The federal agency estimates that antibiotic resistance is at least 23,000 dead every year. “It’s a major problem,” explains Professor Patrice Courvalin, who heads the National Reference Center for Antibiotic Resistance at the Institut Pasteur. “The problem is not just not being able to treat a disease anymore, but having to one day draw a line under 20 to 30 years of medical progress,” he explains.
Tuberculosis is the most representative infection of this evolution. Mutant strains of bacteria insensitive to drugs have developed and nearly 5% of new cases of tuberculosis are due to multidrug-resistant bacilli.
Misused medicine
When germs don’t respond to antibiotics, infections become time-consuming, expensive, and the risk of transmission and death increases. The World Health Organization (WHO) believes that the inappropriate use of antibiotics is the primary cause of resistance. In poor countries, the dose administered is too low, while in rich countries, it is excessive.

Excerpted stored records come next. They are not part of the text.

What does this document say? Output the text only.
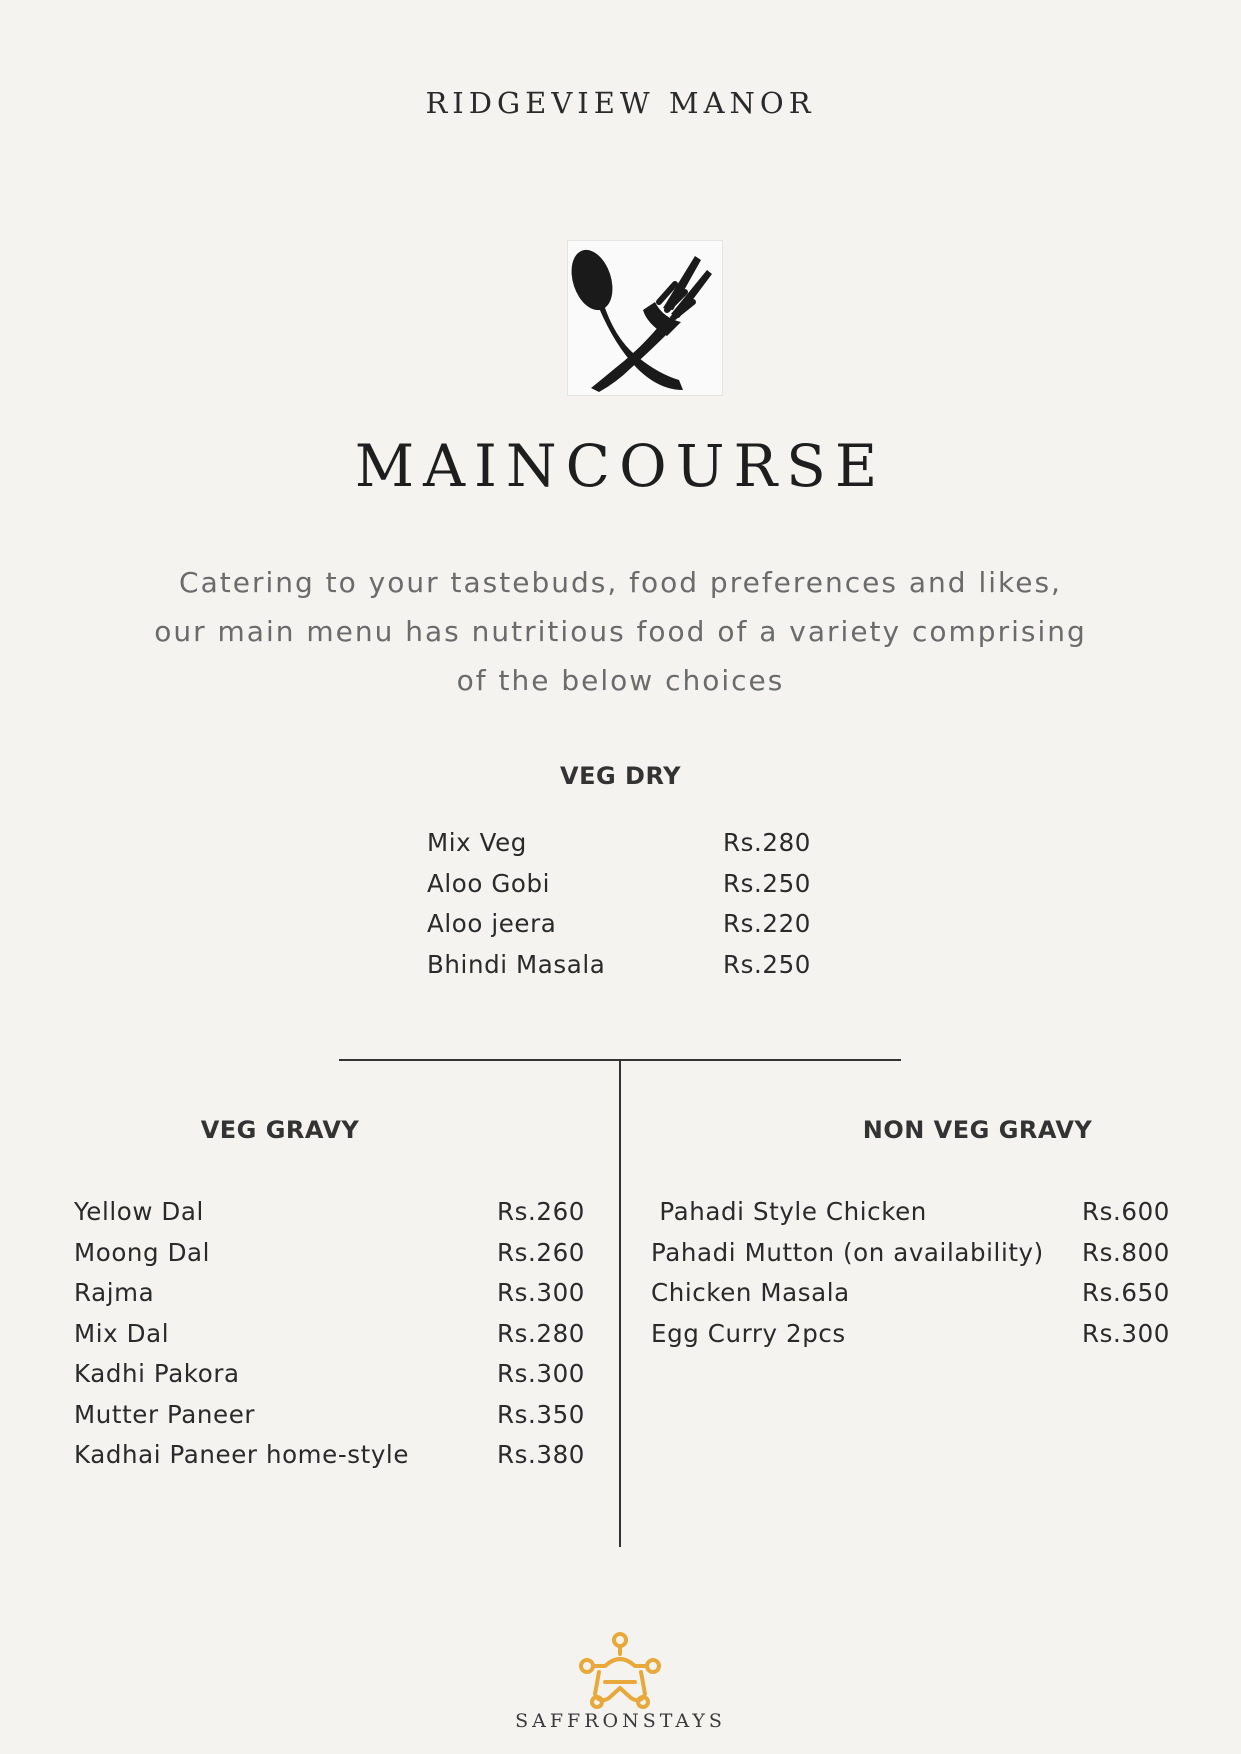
RIDGEVIEW MANOR
MAINCOURSE
Catering to your tastebuds, food preferences and likes, our main menu has nutritious food of a variety comprising of the below choices
VEG DRY
Mix Veg	Rs.280
Aloo Gobi	Rs.250
Aloo jeera	Rs.220
Bhindi Masala	Rs.250
VEG GRAVY	NON VEG GRAVY
Yellow Dal	Rs.260
Moong Dal	Rs.260
Rajma	Rs.300
Mix Dal	Rs.280
Kadhi Pakora	Rs.300
Mutter Paneer	Rs.350
Kadhai Paneer home-style	Rs.380
Pahadi Style Chicken	Rs.600
Pahadi Mutton (on availability) Rs.800
Chicken Masala	Rs.650
Egg Curry 2pcs	Rs.300
SAFFRONSTAYS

The message “antibiotics are not automatic” seems to have entered the minds of the French, who now rank third among European consumers of antibiotics per capita, after having been in first position for a long time. “The habit of prescribing them unnecessarily for viral diseases is fading, but 20% of the drugs that ‘sleep’ in medicine cabinets are antibiotics”, notes AFP.
Another problem: half of the antimicrobials used on Western farms are used to increase the meat yield of farm animals. A practice that the WHO has been trying to limit and monitor for more than ten years.